3:15 Means 80s Gang Violence Time!


Jeff Hannah (Adam Baldwin) has run with the Cobras nearly all his life. He has grown up and gone through the gang wars with his best pal Cinco (Danny De La Paz), but one night he finally reaches his breaking point, when things get just a little too violent for him. He quits the gang, throwing down his jacket and walking away. But it isn’t that easy, and the ghost of his past still haunts him. Jeff tries to start over, dedicating himself to basketball and to his new girlfriend, Sherry (Deborah Foreman). The thing is, the violent world around him hasn’t just stopped, and soon he is put in a compromising situation, where he refuses to help Cinco and his former best friend gets thrown in jail. Cinco is seething mad, and when he gets out, he issues an edict: Jeff must die. This sets up a final and fatal showdown on school property at 3:15, The Moment of Truth.

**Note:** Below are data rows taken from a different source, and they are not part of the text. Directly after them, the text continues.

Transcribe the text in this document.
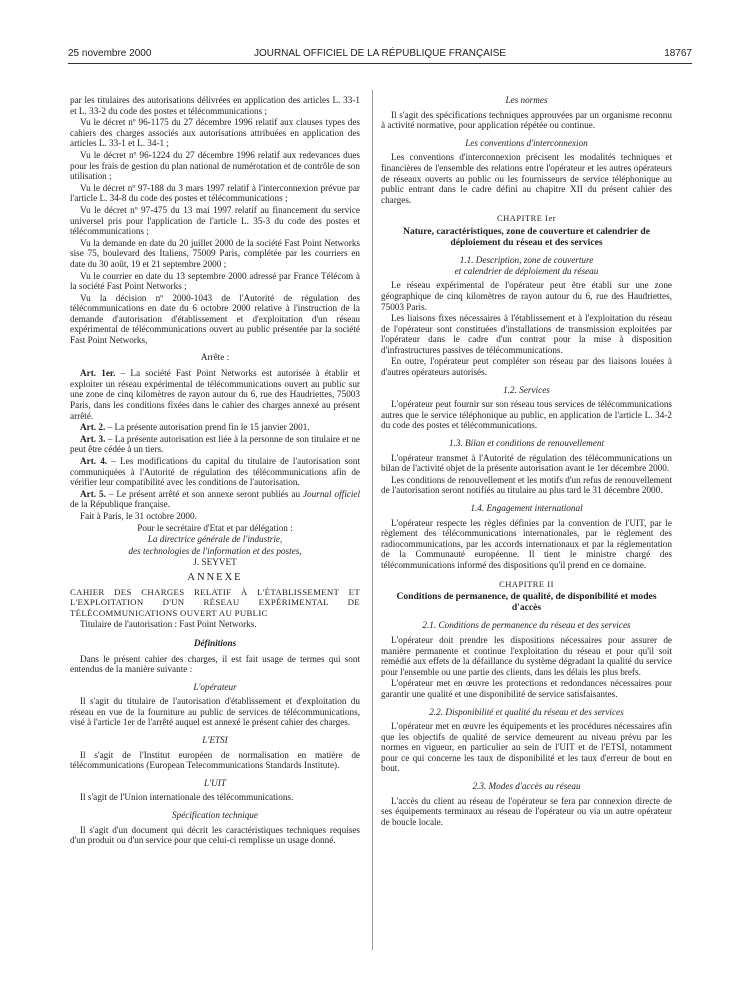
25 novembre 2000	JOURNAL OFFICIEL DE LA RÉPUBLIQUE FRANÇAISE	18767

par les titulaires des autorisations délivrées en application des articles L. 33-1 et L. 33-2 du code des postes et télécommunications ;

Vu le décret nº 96-1175 du 27 décembre 1996 relatif aux clauses types des cahiers des charges associés aux autorisations attribuées en application des articles L. 33-1 et L. 34-1 ;

Vu le décret nº 96-1224 du 27 décembre 1996 relatif aux redevances dues pour les frais de gestion du plan national de numérotation et de contrôle de son utilisation ;

Vu le décret nº 97-188 du 3 mars 1997 relatif à l'interconnexion prévue par l'article L. 34-8 du code des postes et télécommunications ;

Vu le décret nº 97-475 du 13 mai 1997 relatif au financement du service universel pris pour l'application de l'article L. 35-3 du code des postes et télécommunications ;

Vu la demande en date du 20 juillet 2000 de la société Fast Point Networks sise 75, boulevard des Italiens, 75009 Paris, complétée par les courriers en date du 30 août, 19 et 21 septembre 2000 ;

Vu le courrier en date du 13 septembre 2000 adressé par France Télécom à la société Fast Point Networks ;

Vu la décision nº 2000-1043 de l'Autorité de régulation des télécommunications en date du 6 octobre 2000 relative à l'instruction de la demande d'autorisation d'établissement et d'exploitation d'un réseau expérimental de télécommunications ouvert au public présentée par la société Fast Point Networks,

Arrête :

Art. 1er. – La société Fast Point Networks est autorisée à établir et exploiter un réseau expérimental de télécommunications ouvert au public sur une zone de cinq kilomètres de rayon autour du 6, rue des Haudriettes, 75003 Paris, dans les conditions fixées dans le cahier des charges annexé au présent arrêté.

Art. 2. – La présente autorisation prend fin le 15 janvier 2001.

Art. 3. – La présente autorisation est liée à la personne de son titulaire et ne peut être cédée à un tiers.

Art. 4. – Les modifications du capital du titulaire de l'autorisation sont communiquées à l'Autorité de régulation des télécommunications afin de vérifier leur compatibilité avec les conditions de l'autorisation.

Art. 5. – Le présent arrêté et son annexe seront publiés au Journal officiel de la République française.

Fait à Paris, le 31 octobre 2000.

Pour le secrétaire d'Etat et par délégation :

La directrice générale de l'industrie,

des technologies de l'information et des postes,

J. SEYVET

ANNEXE

CAHIER DES CHARGES RELATIF À L'ÉTABLISSEMENT ET L'EXPLOITATION D'UN RÉSEAU EXPÉRIMENTAL DE TÉLÉCOMMUNICATIONS OUVERT AU PUBLIC

Titulaire de l'autorisation : Fast Point Networks.

Définitions

Dans le présent cahier des charges, il est fait usage de termes qui sont entendus de la manière suivante :

L'opérateur

Il s'agit du titulaire de l'autorisation d'établissement et d'exploitation du réseau en vue de la fourniture au public de services de télécommunications, visé à l'article 1er de l'arrêté auquel est annexé le présent cahier des charges.

L'ETSI

Il s'agit de l'Institut européen de normalisation en matière de télécommunications (European Telecommunications Standards Institute).

L'UIT

Il s'agit de l'Union internationale des télécommunications.

Spécification technique

Il s'agit d'un document qui décrit les caractéristiques techniques requises d'un produit ou d'un service pour que celui-ci remplisse un usage donné.

Les normes

Il s'agit des spécifications techniques approuvées par un organisme reconnu à activité normative, pour application répétée ou continue.

Les conventions d'interconnexion

Les conventions d'interconnexion précisent les modalités techniques et financières de l'ensemble des relations entre l'opérateur et les autres opérateurs de réseaux ouverts au public ou les fournisseurs de service téléphonique au public entrant dans le cadre défini au chapitre XII du présent cahier des charges.

CHAPITRE Ier

Nature, caractéristiques, zone de couverture et calendrier de déploiement du réseau et des services

1.1. Description, zone de couverture

et calendrier de déploiement du réseau

Le réseau expérimental de l'opérateur peut être établi sur une zone géographique de cinq kilomètres de rayon autour du 6, rue des Haudriettes, 75003 Paris.

Les liaisons fixes nécessaires à l'établissement et à l'exploitation du réseau de l'opérateur sont constituées d'installations de transmission exploitées par l'opérateur dans le cadre d'un contrat pour la mise à disposition d'infrastructures passives de télécommunications.

En outre, l'opérateur peut compléter son réseau par des liaisons louées à d'autres opérateurs autorisés.

1.2. Services

L'opérateur peut fournir sur son réseau tous services de télécommunications autres que le service téléphonique au public, en application de l'article L. 34-2 du code des postes et télécommunications.

1.3. Bilan et conditions de renouvellement

L'opérateur transmet à l'Autorité de régulation des télécommunications un bilan de l'activité objet de la présente autorisation avant le 1er décembre 2000.

Les conditions de renouvellement et les motifs d'un refus de renouvellement de l'autorisation seront notifiés au titulaire au plus tard le 31 décembre 2000.

1.4. Engagement international

L'opérateur respecte les règles définies par la convention de l'UIT, par le règlement des télécommunications internationales, par le règlement des radiocommunications, par les accords internationaux et par la réglementation de la Communauté européenne. Il tient le ministre chargé des télécommunications informé des dispositions qu'il prend en ce domaine.

CHAPITRE II

Conditions de permanence, de qualité, de disponibilité et modes d'accès

2.1. Conditions de permanence du réseau et des services

L'opérateur doit prendre les dispositions nécessaires pour assurer de manière permanente et continue l'exploitation du réseau et pour qu'il soit remédié aux effets de la défaillance du système dégradant la qualité du service pour l'ensemble ou une partie des clients, dans les délais les plus brefs.

L'opérateur met en œuvre les protections et redondances nécessaires pour garantir une qualité et une disponibilité de service satisfaisantes.

2.2. Disponibilité et qualité du réseau et des services

L'opérateur met en œuvre les équipements et les procédures nécessaires afin que les objectifs de qualité de service demeurent au niveau prévu par les normes en vigueur, en particulier au sein de l'UIT et de l'ETSI, notamment pour ce qui concerne les taux de disponibilité et les taux d'erreur de bout en bout.

2.3. Modes d'accès au réseau

L'accès du client au réseau de l'opérateur se fera par connexion directe de ses équipements terminaux au réseau de l'opérateur ou via un autre opérateur de boucle locale.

I’m a big fan of gang movies from the 80s. especially teen gangs. They’re always so wild, so coordinated, so influenced by The Warriors. Lincoln High, the school in this picture and nearly every other gang pic, has several gangs, all decked out in preposterous costumes and outfits. There’s the all-black gang led by Mario Van Peebles, who dress like mercenary military soldiers, the Asian gang that look like they stepped off the set of a kung-fu movie, an all-girl gang (with Gina Gershon floating in the background), and the Cobras, who are a weird, multi-ethnic mix. No one battles the other but their presences are all fully-felt. This movie is an underseen and underrated classic of this subgenre. The violence is brutal, the situations gritty, and the love affair between Baldwin and Foreman is terrific. There are a lot of tropes you’ve seen before, but I would say you’ve seen most of them after. In fact, the final confrontation seems to be lifted almost verbatim by a more popular movie that came out one year later, The Principal. In any case, 3:15 lives in its own crazy world and crazy logic, where gang members can fight it out in a closed school while dozens of spectators wait outside for the victor to emerge, all while the cops have no clue. This only works in the 80s, but it works so damned well.

If you’re a fan of these kinds of flicks, like I am, and you haven’t seen this one yet, do yourself a favor and get to it. Filled with violence, with bravado, with terror and a dash of sex, you can’t go wrong. This is a true classic of this subgenre, and it stands shoulder to shoulder with films like Tuff Turf and Savage Streets.